Are these absences FMLA-protected excused absences, or unexcused absences subject to termination?
In 2019, Kasey Roberts took six weeks of leave to undergo and recover from an emergency appendectomy, after notifying his supervisor via Facebook Messenger. A few days after returning, Roberts was hospitalized for a post-surgical infection. He again sent his supervisor several Facebook messages notifying of his absences.
After Roberts missed three more weeks of work, his employer fired him for job abandonment, claiming that all of his absences were unexcused since the call-in line, and not Facebook Messenger, was its "usual and customary" system for medical leave notice.
The 4th Circuit Court of Appeals disagreed, holding that because management had previously used Facebook Messenger to communicate with Roberts during and about his medical absences, it was reasonable for him to assume that it permissible for him to use it to report FMLA-protected absences.
"'Usual and customary' procedures include any method that an employer has, by informal practice or course of dealing with the employee, regularly accepted, along with those in the employer's written attendance policy," the Court wrote.
What's the takeaway here?
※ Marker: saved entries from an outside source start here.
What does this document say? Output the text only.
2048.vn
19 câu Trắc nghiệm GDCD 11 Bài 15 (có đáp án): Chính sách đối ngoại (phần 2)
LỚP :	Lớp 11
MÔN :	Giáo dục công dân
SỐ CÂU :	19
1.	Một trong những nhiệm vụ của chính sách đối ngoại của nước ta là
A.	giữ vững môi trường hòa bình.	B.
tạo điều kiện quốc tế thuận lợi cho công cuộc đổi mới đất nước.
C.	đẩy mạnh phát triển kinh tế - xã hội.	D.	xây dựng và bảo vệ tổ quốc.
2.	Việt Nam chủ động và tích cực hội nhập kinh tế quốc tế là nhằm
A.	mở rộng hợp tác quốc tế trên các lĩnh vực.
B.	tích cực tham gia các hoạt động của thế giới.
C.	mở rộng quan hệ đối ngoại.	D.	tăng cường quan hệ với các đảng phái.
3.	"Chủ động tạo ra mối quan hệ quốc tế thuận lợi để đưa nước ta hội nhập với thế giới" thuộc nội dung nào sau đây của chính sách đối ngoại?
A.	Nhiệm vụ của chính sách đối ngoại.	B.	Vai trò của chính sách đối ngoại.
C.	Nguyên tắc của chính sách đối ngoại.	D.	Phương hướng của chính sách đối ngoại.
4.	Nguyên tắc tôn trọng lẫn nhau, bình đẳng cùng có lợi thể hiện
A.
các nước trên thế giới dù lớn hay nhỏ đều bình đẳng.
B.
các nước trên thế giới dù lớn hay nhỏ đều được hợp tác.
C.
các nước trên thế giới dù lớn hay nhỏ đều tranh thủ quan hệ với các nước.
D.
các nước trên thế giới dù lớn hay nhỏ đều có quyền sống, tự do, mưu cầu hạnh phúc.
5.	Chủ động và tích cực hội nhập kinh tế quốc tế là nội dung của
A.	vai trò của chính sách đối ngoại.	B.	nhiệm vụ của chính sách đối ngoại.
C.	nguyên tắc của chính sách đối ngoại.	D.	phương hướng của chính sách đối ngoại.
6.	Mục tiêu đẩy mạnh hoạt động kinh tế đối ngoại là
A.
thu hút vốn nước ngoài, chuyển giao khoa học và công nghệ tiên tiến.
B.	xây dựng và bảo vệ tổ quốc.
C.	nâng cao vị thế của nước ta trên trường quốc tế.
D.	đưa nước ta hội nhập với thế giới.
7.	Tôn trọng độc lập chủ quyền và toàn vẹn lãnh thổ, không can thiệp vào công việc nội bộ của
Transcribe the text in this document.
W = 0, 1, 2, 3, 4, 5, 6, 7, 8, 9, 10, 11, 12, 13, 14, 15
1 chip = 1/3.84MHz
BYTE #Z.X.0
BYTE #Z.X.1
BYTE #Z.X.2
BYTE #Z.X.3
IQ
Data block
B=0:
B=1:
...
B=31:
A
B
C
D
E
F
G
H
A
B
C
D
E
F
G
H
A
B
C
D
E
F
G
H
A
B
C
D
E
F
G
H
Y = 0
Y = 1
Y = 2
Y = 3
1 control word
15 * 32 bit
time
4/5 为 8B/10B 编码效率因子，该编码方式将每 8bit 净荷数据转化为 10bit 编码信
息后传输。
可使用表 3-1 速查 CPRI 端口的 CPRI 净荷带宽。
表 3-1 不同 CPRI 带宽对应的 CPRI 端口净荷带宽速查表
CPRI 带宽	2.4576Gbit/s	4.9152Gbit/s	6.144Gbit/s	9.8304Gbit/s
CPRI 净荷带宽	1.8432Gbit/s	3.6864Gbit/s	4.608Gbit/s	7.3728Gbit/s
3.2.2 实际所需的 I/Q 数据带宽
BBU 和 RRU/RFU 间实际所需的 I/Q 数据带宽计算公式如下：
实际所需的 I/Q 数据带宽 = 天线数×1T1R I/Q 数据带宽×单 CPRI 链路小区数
Policies aren't worth the paper on which they are written if you don't follow them. The FMLA's regulations require an employee to comply with an employer's "usual and customary notice and procedural requirements for requesting leave" for the leave to be FMLA-protected. "Usual and customary" may be limited to the letter of an employer's policy, but only if the employer follows its policy to the letter. If it deviates from the policy (or permits supervisors or managers to do so), then it has established a new and different benchmark of "usual and customary" to follow.
In this case, the employer allowed Facebook Messenger to become a "usual and customary" method of reporting absences even though its call-in policy said something different. If you don't want your employees to operate outside the four corners of your call-in policy, then train your supervisors and managers to accept only that which the policy requires when employees miss work.